Shaunak Bhattachayya, a sophomore at NYU, spent last spring semester living in Kolkata and attending school on the East Coast of the United States – a time difference of nine-and-a-half hours. “Initially, I decided to watch recorded classes but soon realized it was not working out for me,” the finance and economics major said. “I would constantly procrastinate and then would end up with a pile of lectures to watch by the end of the week.”

Bhattachayya said that attending live classes on India time was quite taxing. He would usually finish his lectures by five or six in the morning. After that, it was quite difficult for him to get an uninterrupted sleep of six or seven hours during the day. He might wake up for breakfast a few hours later, or, if not, the sounds of cleaning and other daytime activities in the house would rouse him not long after. “I was often tired, groggy, and unproductive for my classes at night,” he said. He also said he hardly got any time to spend with his parents (although it must be noted, more than he would have spent with them if he were at NYU).

In August, he came back to US, but to stay at his uncle’s in Pittsburgh, not to return to New York, and to attend the fall semester online. “It doesn’t make sense for me to go to campus,” he said. “One residence hall recently reported six cases of COVID-positive students and the entire dorm of 300 students was shut down. Also, barring one or two classes that I can attend in person, most of the classes are happening online. For that it doesn’t make sense for me to put myself at risk and also, I am saving a lot of money on the living expenses.”

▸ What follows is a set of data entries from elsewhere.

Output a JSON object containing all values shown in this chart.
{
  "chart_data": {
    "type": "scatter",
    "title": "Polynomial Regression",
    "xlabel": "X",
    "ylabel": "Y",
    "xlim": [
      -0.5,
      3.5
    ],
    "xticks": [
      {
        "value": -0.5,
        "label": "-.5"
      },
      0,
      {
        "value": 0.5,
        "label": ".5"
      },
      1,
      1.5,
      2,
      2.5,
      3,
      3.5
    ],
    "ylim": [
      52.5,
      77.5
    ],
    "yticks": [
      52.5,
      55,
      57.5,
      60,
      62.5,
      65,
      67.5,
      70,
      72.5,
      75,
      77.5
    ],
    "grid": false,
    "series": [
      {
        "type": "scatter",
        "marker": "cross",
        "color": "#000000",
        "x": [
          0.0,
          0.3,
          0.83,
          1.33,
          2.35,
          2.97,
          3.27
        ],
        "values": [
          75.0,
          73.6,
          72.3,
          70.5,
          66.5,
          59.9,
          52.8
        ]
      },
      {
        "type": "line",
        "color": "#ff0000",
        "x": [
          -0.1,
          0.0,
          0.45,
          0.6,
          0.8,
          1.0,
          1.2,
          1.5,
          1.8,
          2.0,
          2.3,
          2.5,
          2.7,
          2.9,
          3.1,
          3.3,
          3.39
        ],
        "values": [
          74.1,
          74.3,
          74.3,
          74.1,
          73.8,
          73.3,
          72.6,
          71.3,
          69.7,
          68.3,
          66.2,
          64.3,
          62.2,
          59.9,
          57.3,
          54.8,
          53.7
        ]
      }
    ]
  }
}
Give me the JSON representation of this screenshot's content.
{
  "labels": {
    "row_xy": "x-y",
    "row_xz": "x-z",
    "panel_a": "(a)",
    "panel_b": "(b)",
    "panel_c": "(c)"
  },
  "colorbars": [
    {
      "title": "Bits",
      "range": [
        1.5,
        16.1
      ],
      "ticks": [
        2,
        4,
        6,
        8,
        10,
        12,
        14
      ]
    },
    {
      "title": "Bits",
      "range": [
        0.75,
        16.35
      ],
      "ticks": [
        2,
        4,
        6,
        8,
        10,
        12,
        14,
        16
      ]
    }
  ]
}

He tries to simulate an in-person classroom experience at his home as much as possible. He makes sure that he is sitting at his desk and not on his bed while attending classes. His room is isolated from the rest of the house so that there are no distractions. And he tries to participate as much as possible during the classes. “My microeconomics class has 300 students, so it is not possible to participate a lot in such a large class. But for other courses the class size is around 30-40 students and those are quite interactive,” he pointed out.

The changed format of teaching has not necessarily been easy for professors and teaching assistants either. Bansal says that one of his teaching assistants went home to Beijing before most international travel was restricted. With class scheduled at 3:30 p.m. in New York, he wakes up at 4 a.m. local time. “I can see that he is often exhausted and tired while teaching the class,” said the student.

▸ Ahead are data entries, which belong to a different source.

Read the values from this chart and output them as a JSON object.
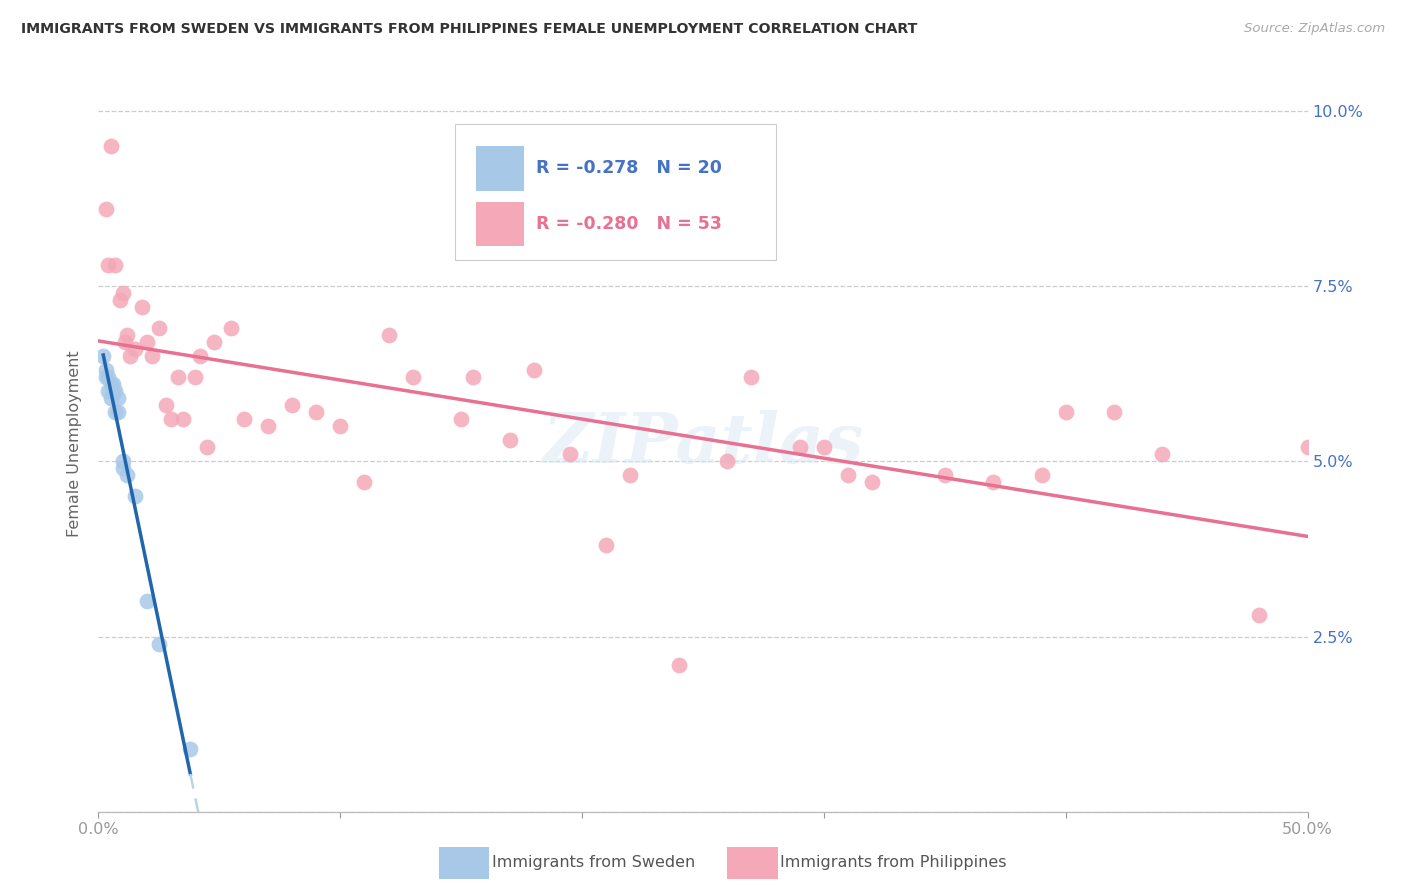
{
  "title": "IMMIGRANTS FROM SWEDEN VS IMMIGRANTS FROM PHILIPPINES FEMALE UNEMPLOYMENT CORRELATION CHART",
  "source": "Source: ZipAtlas.com",
  "ylabel": "Female Unemployment",
  "xmin": 0.0,
  "xmax": 0.5,
  "ymin": 0.0,
  "ymax": 0.105,
  "sweden_color": "#a8c8e8",
  "philippines_color": "#f4a8b8",
  "sweden_trend_color": "#2166ac",
  "philippines_trend_color": "#e87090",
  "sweden_trend_dashed_color": "#b8d4ec",
  "legend_r1": "R = -0.278",
  "legend_n1": "N = 20",
  "legend_r2": "R = -0.280",
  "legend_n2": "N = 53",
  "legend_label_bottom1": "Immigrants from Sweden",
  "legend_label_bottom2": "Immigrants from Philippines",
  "watermark": "ZIPatlas",
  "sweden_x": [
    0.002,
    0.003,
    0.003,
    0.004,
    0.004,
    0.005,
    0.005,
    0.006,
    0.006,
    0.007,
    0.007,
    0.008,
    0.008,
    0.01,
    0.01,
    0.012,
    0.015,
    0.02,
    0.025,
    0.038
  ],
  "sweden_y": [
    0.065,
    0.063,
    0.062,
    0.062,
    0.06,
    0.061,
    0.059,
    0.061,
    0.06,
    0.06,
    0.057,
    0.059,
    0.057,
    0.05,
    0.049,
    0.048,
    0.045,
    0.03,
    0.024,
    0.009
  ],
  "phil_x": [
    0.003,
    0.004,
    0.005,
    0.007,
    0.009,
    0.01,
    0.011,
    0.012,
    0.013,
    0.015,
    0.018,
    0.02,
    0.022,
    0.025,
    0.028,
    0.03,
    0.033,
    0.035,
    0.04,
    0.042,
    0.045,
    0.048,
    0.055,
    0.06,
    0.07,
    0.08,
    0.09,
    0.1,
    0.11,
    0.12,
    0.13,
    0.15,
    0.155,
    0.17,
    0.18,
    0.195,
    0.21,
    0.22,
    0.24,
    0.26,
    0.27,
    0.29,
    0.3,
    0.31,
    0.32,
    0.35,
    0.37,
    0.39,
    0.4,
    0.42,
    0.44,
    0.48,
    0.5
  ],
  "phil_y": [
    0.086,
    0.078,
    0.095,
    0.078,
    0.073,
    0.074,
    0.067,
    0.068,
    0.065,
    0.066,
    0.072,
    0.067,
    0.065,
    0.069,
    0.058,
    0.056,
    0.062,
    0.056,
    0.062,
    0.065,
    0.052,
    0.067,
    0.069,
    0.056,
    0.055,
    0.058,
    0.057,
    0.055,
    0.047,
    0.068,
    0.062,
    0.056,
    0.062,
    0.053,
    0.063,
    0.051,
    0.038,
    0.048,
    0.021,
    0.05,
    0.062,
    0.052,
    0.052,
    0.048,
    0.047,
    0.048,
    0.047,
    0.048,
    0.057,
    0.057,
    0.051,
    0.028,
    0.052
  ]
}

Even if remote students can attend lectures, clubs and other activities running virtually can pose another challenge. Bhargava is interested in joining the 3-D animation club at Arizona State, but said the meetings of the club mostly happen after 6 a.m. Kolkata time. By then, he is tired after attending all his lectures. Also, for a freshman who has only met his classmates on Instagram, Zoom and WhatsApp, he does not know if he would connect with club members and be able to contribute substantially.

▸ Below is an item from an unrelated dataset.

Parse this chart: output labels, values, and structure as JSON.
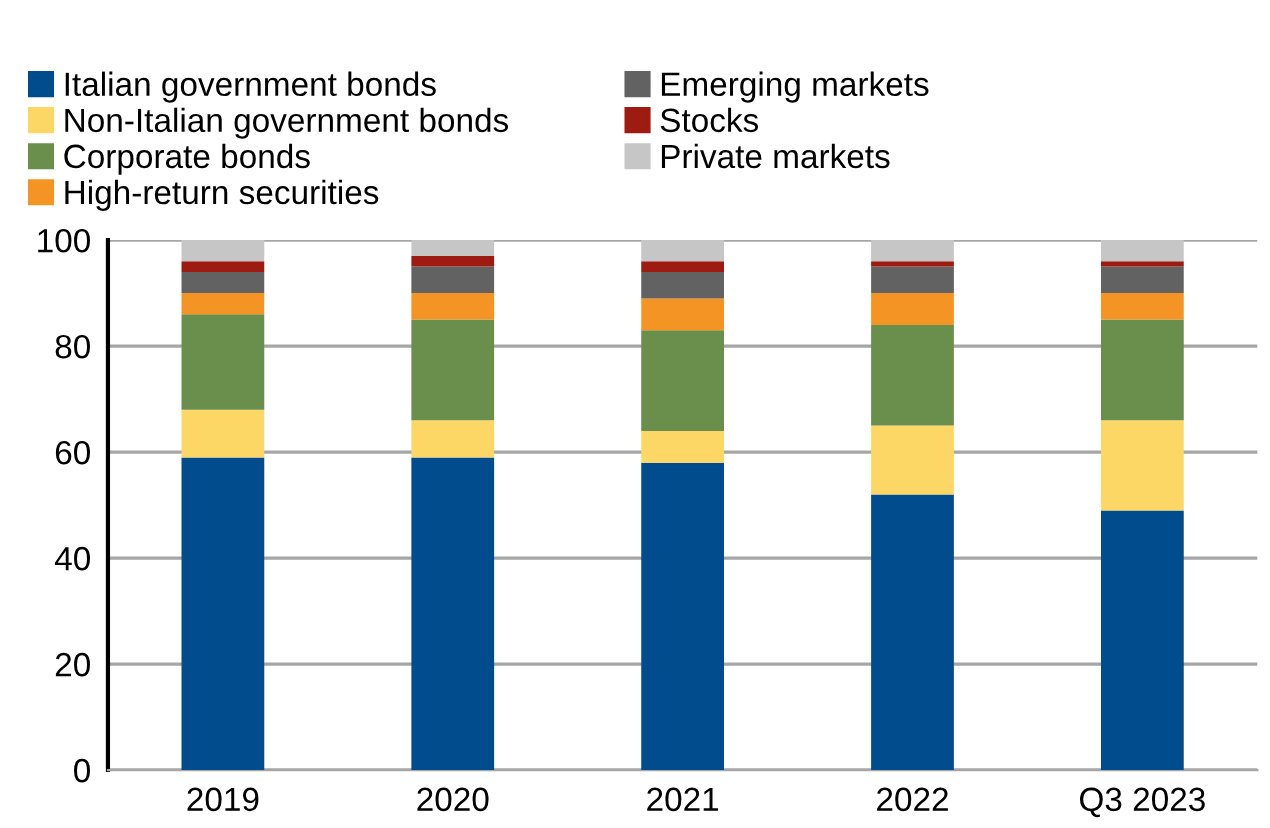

Bhattacharyya, the NYU sophomore, is the Chairperson of International Student Affair Committee, which decided to create a comprehensive guide for students learning remotely to help them find the right person on campus for any queries. He said students had complained about emailing the wrong person and then waiting too long to be redirected.

“When you are on campus and need any information, you can ask other students or just walk up to the help center,” he said. “They direct you to the right place to address your concern. For remote freshmen who don’t know which person to contact, they are confused and often end up mailing the wrong person. A lot of time is lost in this back and forth."

For Bansal, the junior, it’s a no-win situation, at least for the time being. “I am too scared to go to campus,” he said. "I am too tired of this online setup. Nowadays, it takes a lot to motivate myself to study. I hope soon there will be a vaccine.”